Sahurun ağır yemeklerden oluşması durumunda, gece metabolizma hızı düştüğü için yemeklerin yağa dönüşme hızının yükseldiğini ve bunun da kilo alımına neden olduğunu anlatan Korkmaz, şunları kaydetti:
"Sahura mutlaka kalkılmalı ve bu öğünde ya hafif bir kahvaltı yapılmalı ya da çorba, az yağlı yapılmış sebze ve zeytinyağlı yemeklerden oluşan bir öğün tercih edilmelidir. Bu arada gün içerisinde çok sıvı kaybedildiği için sı vı dengesini düzenlemek de son derece önemlidir. Günün ilk öğünü olan iftar, bir çorbayla açılmalı ve bir süre ara verildikten sonra yemeğe geçilmelidir. İftara peynir, zeytin gibi basit yiyeceklerle başlanarak, normal yemeğe bir süre sonra geçilmesi daha doğrudur. Başlangıç için beyne doygunluk hissi veren çorba en uygun yiyecektir. İftarda yavaş yavaş ve az miktarda yemek yenilmelidir. Dengeli olmak kaydıyla iftarla sahur arasına da mutlaka bir ara öğün eklenmelidir."

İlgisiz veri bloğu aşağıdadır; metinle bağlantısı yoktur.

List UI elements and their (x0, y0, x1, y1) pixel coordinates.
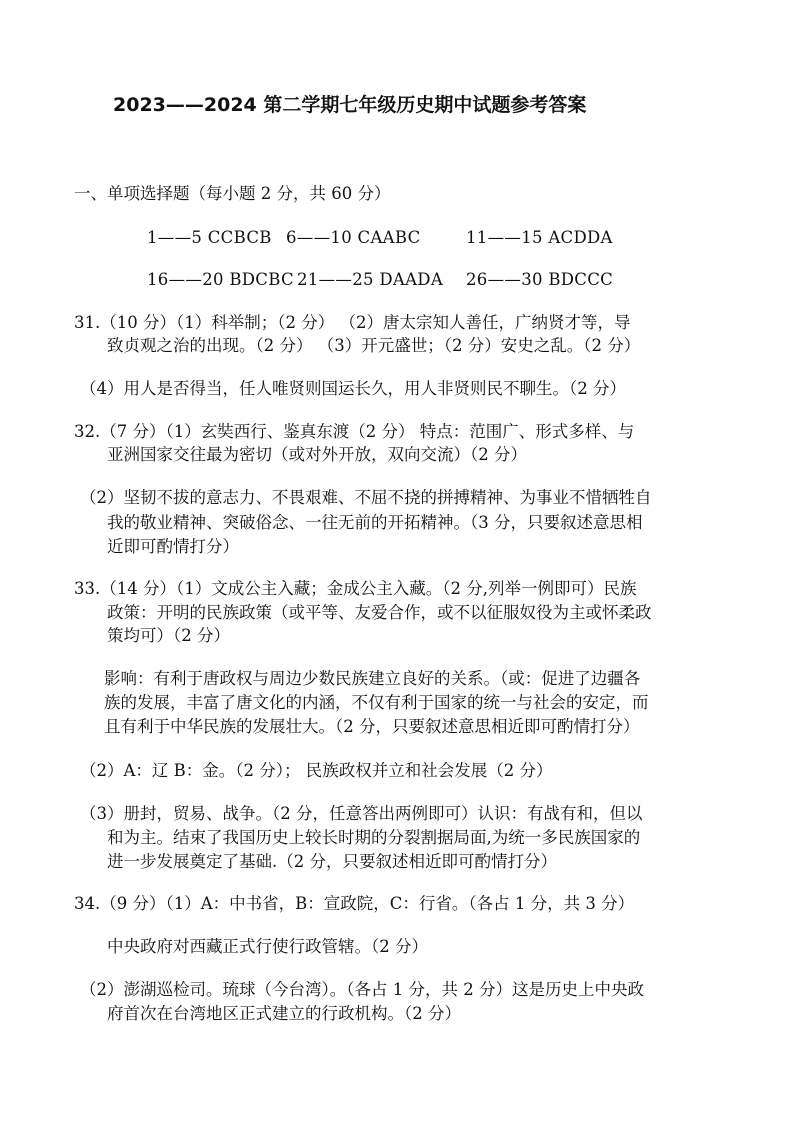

Korkmaz, ağır, yağlı yemeklerle kızartmalardan kaçınılmasını, az ve sık beslenilmesini önerdi.
Ramazan ayında en sık karşılaşılan sorunların, mide asidinin yemek borusuna kaçması olarak tanımlanan reflüyle kabızlık olduğuna işaret eden Korkmaz, reflüyü önlemek için kahve, kakao, çikolata gibi aşırı kafein alımından kaçınılması, yağlı yiyeceklerden uzak durulması ve yemeğin hemen ardında uykuya geçilmemesi gerektiğini de anlattı.
Korkmaz, oruç tutmanın bazen zayıflamak için bir alternatif olarak değerlendirildiğini, fakat bunun yanlış bir düşünce olduğunu vurgulayarak, gün boyu aç kalmanın metabolizmayı yavaşlattığını kaydetti.